Project title: Holographic microscopy- and artificial intelligence-based digital pathology for the next generation of cytology in veterinary medicine (VetCyto)
Project number: lzp-2023/1-0220
Project applicant: University of Latvia (UL)
Project cooperation partner: Institute of Electronics and Computer Science (IECS)
Research manager:  PhD Blaz Cugmas
Project implementation deadline: 01.01.2024. – 31.12.2026.

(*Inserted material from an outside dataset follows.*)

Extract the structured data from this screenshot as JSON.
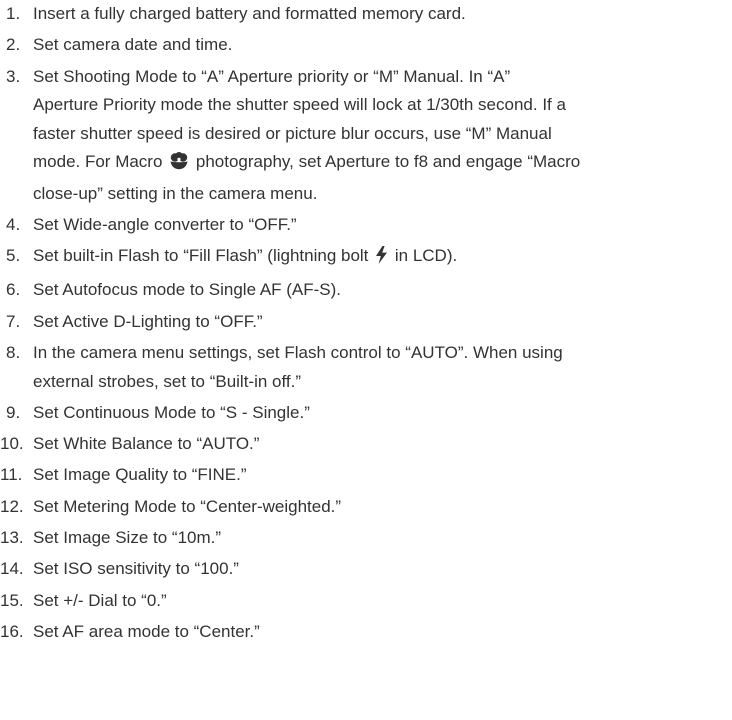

Total funding of the project: 299 994,00 EUR including the funding allocated to the UL part of the project 214 457, 00 EUR and the part of the IECS 85 537,00 EUR
Planned project results:
•    original scientific articles the quoting index whereof reaches at least 50 per cent of the average quoting index of the sector which have been submitted or accepted for publication in the journals or conference symposia included in Web of Science Core Collection or SCOPUS databases – 3
•    original scientific articles submitted or accepted for publication in the journals or conference symposia included in Web of Science Core Collection or SCOPUS databases – 6
•    scientific databases and data sets developed within the scope of the project – 2 
•   functional models – 2  
•    new non-commercial treatment and diagnostic methods – 1 
•    project proposal submitted in an international or national call for research and development projects – 1 
•    successfully defended master’s thesis within the thematic focus of the project – 1 
•    doctoral thesis successfully defended according to certain procedures within the thematic focus of the project – 1 
Project Summary:
Cytology is a necessary diagnostic test performed daily by veterinary clinicians. Microscopic examination of individual cells or cell clusters on stained or native slides can reveal various diseases like tumors and parasites. Particular knowledge, experience, and significant time are needed to interpret the sample on-site. Alternatively, certified pathologists can review the slides directly or via whole slide imaging (WSI)-based digital pathology systems, leading to diagnostic delays and extra costs. We propose high-resolution wide-field optical imaging for cytology in veterinary clinics. The project aims to validate holographic microscopy (HM) for automated cytological examination of common conditions in dogs, cats, and cows: inflammation, tumors, and parasites. HM systems are portable and offer computationally cost-effective image reconstruction, including artificial intelligence (AI), which enables direct training from raw holographic images. Because HM is lensless microscopy, its field of view (FoV) is unrelated to the image resolution and matches the camera’s sensor size (tens of mm2 ) at ×1 magnification. The proposed pixel superresolution strategy (PSRS) will investigate the variety of HM adjustable factors, including the illumination angle, wavelength, and modification in the sample-to-sensor distance, to obtain submicron pixel resolution at wide FoV. Digital focusing also guarantee a broader depth of field, crucial for focused images throughout cytological slides regardless of the thickness of the sample. Finally, the state-of-the-art AI algorithms will extract essential cytological features from the acquired images and reach a primary diagnosis. The proposed project is an essential step towards a clinically applicable, automated, fast, and costeffective digital pathology system for veterinary cytology, which can improve animal health and increase the competitiveness of veterinary science and business.